In particolare, parte attrice lamenta l'illegittima applicazione, da parte della banca, della capitalizzazione trimestrale degli interessi passivi, di tassi ultralegali, della commissione di massimo scoperto e di spese non previste contrattualmente e determinate, e comunque tali da determinare lo sforamento delle soglie previste dalla normativa antiusura dettata dalla l. 108/96. Denuncia altresì il comportamento della banca per avere rifiutato senza alcuna motivazione e senza preavviso l'accredito di somme, provenienti da una società cubana, quale corrispettivo di un contratto di appalto con essa stipulato e chiede il risarcimento del danno asseritamente subito per avere perso di credibilità presso il Governo cubano, oltre un danno all'immagine e un presunto danno economico consistente nell'avere dovuto pagare interessi sul ritardo dei pagamenti dei propri fornitori e dipendenti.
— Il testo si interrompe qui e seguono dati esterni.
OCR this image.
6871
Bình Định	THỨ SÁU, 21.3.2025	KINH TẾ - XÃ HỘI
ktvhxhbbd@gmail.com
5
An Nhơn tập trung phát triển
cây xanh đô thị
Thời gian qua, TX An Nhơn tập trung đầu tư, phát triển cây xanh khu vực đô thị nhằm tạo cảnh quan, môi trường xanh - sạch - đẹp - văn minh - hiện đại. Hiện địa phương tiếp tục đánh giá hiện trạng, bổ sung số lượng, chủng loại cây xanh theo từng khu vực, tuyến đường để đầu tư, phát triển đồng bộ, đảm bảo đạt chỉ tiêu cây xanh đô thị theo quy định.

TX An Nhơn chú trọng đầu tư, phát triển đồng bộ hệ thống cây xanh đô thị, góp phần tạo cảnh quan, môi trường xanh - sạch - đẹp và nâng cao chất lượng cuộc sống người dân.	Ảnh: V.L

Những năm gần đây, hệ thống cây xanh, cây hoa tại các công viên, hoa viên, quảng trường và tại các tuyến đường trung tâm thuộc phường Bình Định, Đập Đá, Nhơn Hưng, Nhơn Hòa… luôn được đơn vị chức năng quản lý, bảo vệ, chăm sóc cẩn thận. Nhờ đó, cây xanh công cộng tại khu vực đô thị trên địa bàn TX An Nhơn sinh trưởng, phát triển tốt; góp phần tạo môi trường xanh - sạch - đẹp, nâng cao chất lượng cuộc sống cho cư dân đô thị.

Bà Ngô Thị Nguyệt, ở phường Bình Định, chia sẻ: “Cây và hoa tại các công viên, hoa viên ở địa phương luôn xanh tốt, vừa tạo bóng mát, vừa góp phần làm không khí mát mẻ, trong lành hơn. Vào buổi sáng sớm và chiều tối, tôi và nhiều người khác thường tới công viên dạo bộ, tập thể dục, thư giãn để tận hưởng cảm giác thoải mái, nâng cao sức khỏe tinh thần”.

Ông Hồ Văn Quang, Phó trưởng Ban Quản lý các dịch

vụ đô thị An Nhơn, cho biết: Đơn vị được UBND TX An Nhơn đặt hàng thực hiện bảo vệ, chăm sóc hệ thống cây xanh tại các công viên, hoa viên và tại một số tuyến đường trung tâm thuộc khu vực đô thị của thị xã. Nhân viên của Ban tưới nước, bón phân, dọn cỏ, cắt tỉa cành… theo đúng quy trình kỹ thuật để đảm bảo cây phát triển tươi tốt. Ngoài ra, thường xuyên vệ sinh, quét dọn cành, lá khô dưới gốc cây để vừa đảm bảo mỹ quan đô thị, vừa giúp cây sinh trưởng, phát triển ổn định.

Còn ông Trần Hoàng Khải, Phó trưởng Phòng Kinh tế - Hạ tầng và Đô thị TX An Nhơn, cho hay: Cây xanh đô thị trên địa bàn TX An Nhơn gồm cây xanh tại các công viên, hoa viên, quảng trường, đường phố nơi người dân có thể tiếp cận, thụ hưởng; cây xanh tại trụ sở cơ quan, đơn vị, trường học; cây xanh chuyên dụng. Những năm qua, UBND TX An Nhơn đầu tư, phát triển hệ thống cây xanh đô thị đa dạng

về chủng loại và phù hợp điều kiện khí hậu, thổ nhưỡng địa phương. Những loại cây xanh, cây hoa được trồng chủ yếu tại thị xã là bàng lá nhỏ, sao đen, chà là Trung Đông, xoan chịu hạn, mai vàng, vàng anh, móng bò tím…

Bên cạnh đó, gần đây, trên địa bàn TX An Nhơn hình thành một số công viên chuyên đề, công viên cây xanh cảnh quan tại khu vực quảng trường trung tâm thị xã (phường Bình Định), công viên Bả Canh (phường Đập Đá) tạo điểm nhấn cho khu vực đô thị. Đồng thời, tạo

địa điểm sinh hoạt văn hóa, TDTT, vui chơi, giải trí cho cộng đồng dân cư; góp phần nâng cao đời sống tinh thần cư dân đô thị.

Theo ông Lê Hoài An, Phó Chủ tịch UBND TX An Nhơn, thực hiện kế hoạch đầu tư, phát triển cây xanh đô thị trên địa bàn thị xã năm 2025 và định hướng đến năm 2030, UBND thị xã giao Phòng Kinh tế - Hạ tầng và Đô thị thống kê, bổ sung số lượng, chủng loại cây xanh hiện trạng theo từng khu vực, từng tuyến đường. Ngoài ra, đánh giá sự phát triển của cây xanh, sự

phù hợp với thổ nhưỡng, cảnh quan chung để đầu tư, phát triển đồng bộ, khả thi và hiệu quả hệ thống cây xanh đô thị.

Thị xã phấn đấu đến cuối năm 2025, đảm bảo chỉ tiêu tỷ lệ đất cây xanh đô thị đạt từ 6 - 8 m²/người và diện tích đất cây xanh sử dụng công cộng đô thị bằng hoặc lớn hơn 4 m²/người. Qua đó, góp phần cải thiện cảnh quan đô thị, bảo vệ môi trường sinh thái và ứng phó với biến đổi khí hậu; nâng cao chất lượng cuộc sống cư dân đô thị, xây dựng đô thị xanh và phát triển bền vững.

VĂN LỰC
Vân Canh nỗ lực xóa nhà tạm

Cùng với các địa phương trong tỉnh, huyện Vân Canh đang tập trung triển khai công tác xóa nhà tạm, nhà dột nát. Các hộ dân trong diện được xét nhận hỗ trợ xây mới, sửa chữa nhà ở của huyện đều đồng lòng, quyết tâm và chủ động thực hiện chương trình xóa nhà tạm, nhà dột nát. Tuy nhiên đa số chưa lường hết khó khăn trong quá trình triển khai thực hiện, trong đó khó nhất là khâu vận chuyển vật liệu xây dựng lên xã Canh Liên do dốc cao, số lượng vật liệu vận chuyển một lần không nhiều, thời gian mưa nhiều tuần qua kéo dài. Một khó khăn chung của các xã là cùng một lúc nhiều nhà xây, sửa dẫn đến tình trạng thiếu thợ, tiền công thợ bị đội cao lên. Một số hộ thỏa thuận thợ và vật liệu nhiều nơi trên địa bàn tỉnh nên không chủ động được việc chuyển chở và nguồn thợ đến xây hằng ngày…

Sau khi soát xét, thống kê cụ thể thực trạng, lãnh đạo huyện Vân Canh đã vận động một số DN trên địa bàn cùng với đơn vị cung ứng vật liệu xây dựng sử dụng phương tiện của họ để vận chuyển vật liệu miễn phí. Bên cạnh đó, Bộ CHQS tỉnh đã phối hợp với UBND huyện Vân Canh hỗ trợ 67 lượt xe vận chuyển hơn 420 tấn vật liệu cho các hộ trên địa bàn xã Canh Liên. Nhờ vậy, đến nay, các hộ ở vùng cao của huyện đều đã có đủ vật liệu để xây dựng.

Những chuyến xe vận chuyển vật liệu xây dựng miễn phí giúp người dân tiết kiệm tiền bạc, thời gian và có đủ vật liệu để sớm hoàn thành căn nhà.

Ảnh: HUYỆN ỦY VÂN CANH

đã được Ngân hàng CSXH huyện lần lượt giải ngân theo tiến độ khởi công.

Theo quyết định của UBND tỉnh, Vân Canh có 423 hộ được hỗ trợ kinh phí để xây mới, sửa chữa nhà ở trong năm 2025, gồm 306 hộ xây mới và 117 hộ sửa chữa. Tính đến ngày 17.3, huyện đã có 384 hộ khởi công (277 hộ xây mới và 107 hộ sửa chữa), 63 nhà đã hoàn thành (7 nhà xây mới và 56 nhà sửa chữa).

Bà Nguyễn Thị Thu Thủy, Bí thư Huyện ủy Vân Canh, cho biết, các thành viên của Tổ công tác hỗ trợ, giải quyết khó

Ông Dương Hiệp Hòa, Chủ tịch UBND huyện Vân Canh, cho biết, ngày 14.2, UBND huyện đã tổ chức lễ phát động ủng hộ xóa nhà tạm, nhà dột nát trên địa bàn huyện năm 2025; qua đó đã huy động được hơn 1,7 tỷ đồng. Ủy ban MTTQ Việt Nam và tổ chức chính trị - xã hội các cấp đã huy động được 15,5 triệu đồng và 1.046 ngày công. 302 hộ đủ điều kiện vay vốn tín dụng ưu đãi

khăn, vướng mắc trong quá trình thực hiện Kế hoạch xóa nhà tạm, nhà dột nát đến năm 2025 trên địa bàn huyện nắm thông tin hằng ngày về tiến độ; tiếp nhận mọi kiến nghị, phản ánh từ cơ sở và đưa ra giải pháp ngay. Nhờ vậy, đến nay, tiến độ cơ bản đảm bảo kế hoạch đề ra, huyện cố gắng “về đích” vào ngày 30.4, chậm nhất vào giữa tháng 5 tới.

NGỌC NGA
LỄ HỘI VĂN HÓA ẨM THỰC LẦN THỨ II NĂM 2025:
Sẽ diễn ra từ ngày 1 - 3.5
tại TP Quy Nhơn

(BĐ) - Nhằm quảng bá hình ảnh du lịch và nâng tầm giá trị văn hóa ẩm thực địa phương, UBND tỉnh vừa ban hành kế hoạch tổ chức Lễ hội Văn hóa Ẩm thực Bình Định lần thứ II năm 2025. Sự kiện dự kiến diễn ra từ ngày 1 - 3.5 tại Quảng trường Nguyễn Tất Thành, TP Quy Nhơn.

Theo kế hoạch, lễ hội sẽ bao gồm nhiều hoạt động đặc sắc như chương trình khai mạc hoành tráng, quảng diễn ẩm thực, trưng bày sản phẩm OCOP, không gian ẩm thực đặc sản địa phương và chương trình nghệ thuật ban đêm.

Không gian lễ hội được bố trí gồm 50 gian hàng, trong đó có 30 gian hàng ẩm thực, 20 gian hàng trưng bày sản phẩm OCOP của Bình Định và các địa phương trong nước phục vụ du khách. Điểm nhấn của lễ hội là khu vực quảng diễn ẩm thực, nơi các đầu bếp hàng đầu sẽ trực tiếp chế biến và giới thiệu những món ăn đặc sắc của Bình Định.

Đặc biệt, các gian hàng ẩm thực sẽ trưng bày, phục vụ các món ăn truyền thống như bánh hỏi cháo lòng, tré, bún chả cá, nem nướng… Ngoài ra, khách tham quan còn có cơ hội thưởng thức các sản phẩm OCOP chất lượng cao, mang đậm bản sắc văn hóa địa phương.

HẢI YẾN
L'Istituto di Credito, ritualmente costituito, ha preliminarmente eccepito la nullità dell'atto di citazione, ai sensi dell'art 163, 3° comma, cpc, nonché l'inammissibilità della domanda di ripetizione, essendo il rapporto ancora in essere, e ha contestato, nel merito, la fondatezza delle domande per le ragioni meglio spiegate in comparsa e ne ha chiesto il rigetto con vittoria di spese.
La causa – istruita mediante produzione documentale e c.t.u. contabile, le cui conclusioni supportate dai necessari rilievi di competenza specifica questo giudice ritiene di condividere, fu posta in decisione a seguito di trattazione scritta come in epigrafe indicato. Preliminarmente, va disattesa l'eccezione di nullità dell'atto di citazione, essendo indicati il petitum e le ragioni della domanda.
Parimenti va disattesa l'eccezione di inammissibilità della domanda, atteso che l'attrice ha formulato una domanda di mero accertamento e non di condanna, rispetto alla quale sussiste quindi l'interesse anche in costanza di rapporto.
La Suprema Corte anche di recente ha infatti ribadito che il correntista può agire per far dichiarare la nullità del titolo su cui si basa l'addebito della banca anche in costanza del rapporto di conto corrente, restando preclusa soltanto l'azione di ripetizione di un pagamento avente natura ripristinatoria che, in quanto tale, da parte sua non ha ancora avuto luogo (Corte di Cassazione, 15 febbraio 2024, n. 4214).
Vanno, quindi, esaminate nel merito le varie censure sollevate dall'attrice in ordine alla validità delle clausole contrattuali aventi ad oggetto la pattuizione degli interessi e delle altre spese.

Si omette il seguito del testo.